Rudolph the red-nosed reindeer, Seite 2

Eine seltsame Begegnung

Auf einmal bohrte sich ein quietschendes Bremsgeräusch in mein linkes Ohr und durchbrach meine Gedanken. Ich wandte den Kopf in die Richtung, aus der das Geräusch gekommen war und sah, dass ein Mercedes wohl mit zu viel Tempo aus einer Ausfahrt geprescht war und so das von links heranrollende Fahrrad offensichtlich nicht hatte kommen sehen. Dieses Fahrrad war noch von dem daraufsitzenden - oder besser thronenden - Weihnachtsmann versucht worden – ohne Erfolg allerdings - zu stoppen. Es war zur Seite geglitten und der Weihnachtsmann mit Geschenkesack zu Boden gegangen. AUTSCH! Der Mercedesfahrer winkte nur ärgerlich ab und fuhr dann einfach vorbei und fort. Ja, gerade in der Weihnachtszeit schreiben wir Nächstenliebe groß. Ich überquerte die sonst wenig befahrene Straße. Der Weihnachtsmann – wahrscheinlich auch so ein bedürftiger Philosophiestudent oder Ähnliches - begann sich gerade aufzurappeln und fluchte dabei was das Zeug hielt. Auf Weihnachten. Sein Anblick war rührend und vor allem sehr komisch.

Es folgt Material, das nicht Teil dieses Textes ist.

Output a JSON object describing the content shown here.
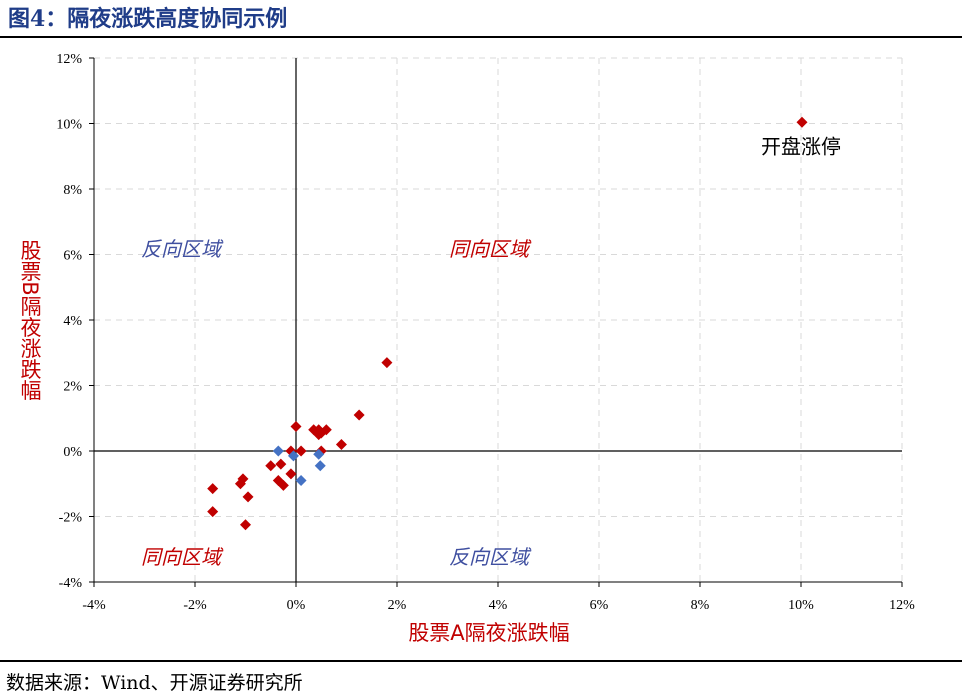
{
  "figure": {
    "title": "图4：隔夜涨跌高度协同示例",
    "source": "数据来源：Wind、开源证券研究所"
  },
  "colors": {
    "title": "#1f3c88",
    "red_series": "#c00000",
    "blue_series": "#4472c4",
    "axis_title": "#c00000",
    "region_blue": "#3f4fa0",
    "grid": "#d9d9d9"
  },
  "chart_data": {
    "type": "scatter",
    "xlabel": "股票A隔夜涨跌幅",
    "ylabel": "股票B隔夜涨跌幅",
    "xlim": [
      -0.04,
      0.12
    ],
    "ylim": [
      -0.04,
      0.12
    ],
    "x_ticks": [
      "-4%",
      "-2%",
      "0%",
      "2%",
      "4%",
      "6%",
      "8%",
      "10%",
      "12%"
    ],
    "y_ticks": [
      "-4%",
      "-2%",
      "0%",
      "2%",
      "4%",
      "6%",
      "8%",
      "10%",
      "12%"
    ],
    "grid": true,
    "regions": {
      "top_left": "反向区域",
      "top_right": "同向区域",
      "bottom_left": "同向区域",
      "bottom_right": "反向区域"
    },
    "annotation": {
      "text": "开盘涨停",
      "x": 0.1,
      "y": 0.1
    },
    "series": [
      {
        "color": "#c00000",
        "marker": "diamond",
        "points": [
          [
            0.1002,
            0.1004
          ],
          [
            0.018,
            0.027
          ],
          [
            0.0125,
            0.011
          ],
          [
            0.009,
            0.002
          ],
          [
            0.006,
            0.0065
          ],
          [
            0.0045,
            0.0065
          ],
          [
            0.0035,
            0.0065
          ],
          [
            0.005,
            0.0055
          ],
          [
            0.0045,
            0.005
          ],
          [
            0.005,
            0.0
          ],
          [
            0.0,
            0.0075
          ],
          [
            0.001,
            0.0
          ],
          [
            -0.001,
            0.0
          ],
          [
            -0.001,
            -0.007
          ],
          [
            -0.003,
            -0.004
          ],
          [
            -0.005,
            -0.0045
          ],
          [
            -0.0035,
            -0.009
          ],
          [
            -0.0025,
            -0.0105
          ],
          [
            -0.0095,
            -0.014
          ],
          [
            -0.0105,
            -0.0085
          ],
          [
            -0.011,
            -0.01
          ],
          [
            -0.0165,
            -0.0115
          ],
          [
            -0.0165,
            -0.0185
          ],
          [
            -0.01,
            -0.0225
          ]
        ]
      },
      {
        "color": "#4472c4",
        "marker": "diamond",
        "points": [
          [
            -0.0035,
            0.0
          ],
          [
            -0.0005,
            -0.0015
          ],
          [
            0.001,
            -0.009
          ],
          [
            0.0045,
            -0.001
          ],
          [
            0.0048,
            -0.0045
          ]
        ]
      }
    ]
  }
}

Weihnachtsmänner haben's schwer!

Unwillkürlich mußte ich grinsen... Unterdrückte es aber gerade noch rechtzeitig, als er sich mir zuwandte: „Wieder so’n total bescheuerter Dienstplan. Ich hab’s gewusst, aber nein, nein so und nicht anders diese Hirnverbrannten...“. Den Rest möchte ich hier lieber nicht wiedergeben. „Warum lassen Sie sich denn nicht in die Osterriege versetzen?“, fragte ich, als ich versuchte ihm den Rücken sauber zu klopfen. Er sah mich erstaunt an: „Das hab‘ ich ja versucht, aber man hat mich nicht gelassen; Ordnung muß sein, gerade im Weihnachtsgeschäft und so.“ Wir begannen seine Geschenke, die überall verstreut lagen, einzusammeln. „Aber warum denn auf einmal mit dem Fahrrad, Herr Weihnachtsmann? Ich meine, was ist denn aus Rudolf geworden?“. Für einen Augenblick bekamen seine Augen einen liebevollen Glanz, der sofort erlosch. Dann sagte er nur: „Wegrationalisiert.“ „Och.“

Der gefiel mir immer besser!

„Ja und jetzt heißt es Drahtesel statt Rentier.“ Er tippte sich mit dem Zeigefinger an die Stirn. „Wie wäre es denn, wenn Sie sich ein etwas größeres, naja so eine Art Dreirad eben besorgten? Sie als
Weihnachtsmann müssten da doch ohne Probleme rankommen.“ Er nahm die Mütze vom Kopf, der erstaunlich kahl war und kratze sich. „Hmm“, machte er, schien im Übrigen ganz versunken, so dass ich mich schon wieder auf mein eigenes Fahrrad setzte. „Warte!“, rief er plötzlich und begann in dem Sack, in dem wir die Geschenke wieder verstaut hatten, zu suchen. Schließlich drückte er mir ein lila Päckchen in die Hand. „Vielen Dank für deine Hilfe. Tu‘ mir noch einen Gefallen; Bring‘ das doch bitte in die Ubierstr.30.“ Er sah mich noch kurz mit seinem wasserblauen Augen an, schwang sich auf sein Fahrrad und radelte los. Öfter mal was Neues, nun also noch Kurierdienste. Ich starrte auf das mittelgroße Päckchen in meinen Händen. Aber Moment mal. Ubierstr.30. Meine Adresse. Woher kannte er meine Adresse? Das Päckchen war nicht sehr schwer, weich, verdächtig plüschig. Ich drehte es herum. Miri stand da in ordentlichen Buchstaben auf der Rückseite. Konnte es sein...? Ich blickte auf. Am Ende der Straße sah ich einen roten Farbtupfer zwischen den Häusern verschwinden.